Ian Parker is a young British guitarist, part of the same generation as Aynsley Lister, Jon Amor & Danny Bryant, who I first discovered around fifteen years ago. His style is very individual and he has an emotional element to his guitar and especially his singing that can leave an audience in both tears and raptures. He is also an excellent songwriter and the majority of his material has been self-written although he has always featured the occasional cover in his set.
Willie Dixon is probably the greatest of the Mississippi & Chicago Blues musicians. He wrote the songs that have formed the backbone of the Blues from 1939 to his death in 1992. This was a man who wrote, produced and performed for and with Muddy Waters, Howlin’ Wolf, Sonny Boy Williamson, Bo Diddley, Buddy Guy – the list goes on and on. This man was Blues royalty of the first water and his songs are the ones you heard being ripped off by Led Zeppelin, Cream and the Rolling Stones for years. They are also the songs that every sub-par Blues outfit plays to death to try and get a foothold in the scene.
Parker recorded the album virtually 'live' as a tribute to Dixon and I was more than a little intrigued to hear what he would bring to these classics. In the end he brought a whole lot of Ian Parker to the songs while leaving them intact so that they didn’t just pay homage but showed just how relevant and exciting Willie Dixon’s music is in 2018. The band includes his old keyboards player Morg Morgan and was mixed by Wayne Proctor and Steve Wright Of House Of Tone.
The album consists of 10 tracks and you might well be amazed at the variety of styles and messages he brings through the music.
His version of ‘I Just Want To Make Love To You’ is slow, deliberate, brimming with inner power and the slide solo there screams and howls in a way that sent shivers up my back.

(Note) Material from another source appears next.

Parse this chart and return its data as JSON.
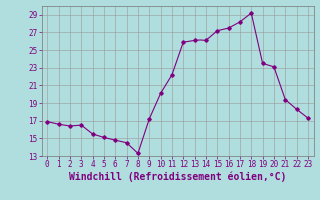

I have probably heard it a hundred times and this really hit a chilling mark.
‘Evil’ is big and growls with a massive riff while Parker’s vocals work with Morg Morgan’s organ and piano before leading into a brilliant guitar solo.
I love his version of ‘Spoonful’ – very deliberate and really catching the groove that brought Howlin’ Wolf to record it originally. I really wondered how he would make it different to Muddy Waters, Bo Diddley, Shadows of Knight, Dion, Paul Butterfield, Cream, Canned Heat, Grateful Dead, Ten Years After, The Who, Etta James, Delbert McClinton, Allman Joys, Gil Evans but he manages it and it’s a great way to close the album.
The version of ‘My Love Will Never Die’ is brilliant. Always a heartfelt ballad, Parker imbues it with the sound of a voice crying in the wilderness and his guitar creates little teardrops of emotion over Morgan’s Hammond. His vocal on the track suggests that he may be the great lost British soul singer.
One of my personal favourites for years has been ‘The Seventh Son’ and he carries it off with a voodoo touch, packing more into 2 and half minutes than most do in 10.
Every track gets its own treatment and he avoids any of the usual clichés in putting together a true tribute to Willie Dixon. This will not be leaving my decks anytime soon.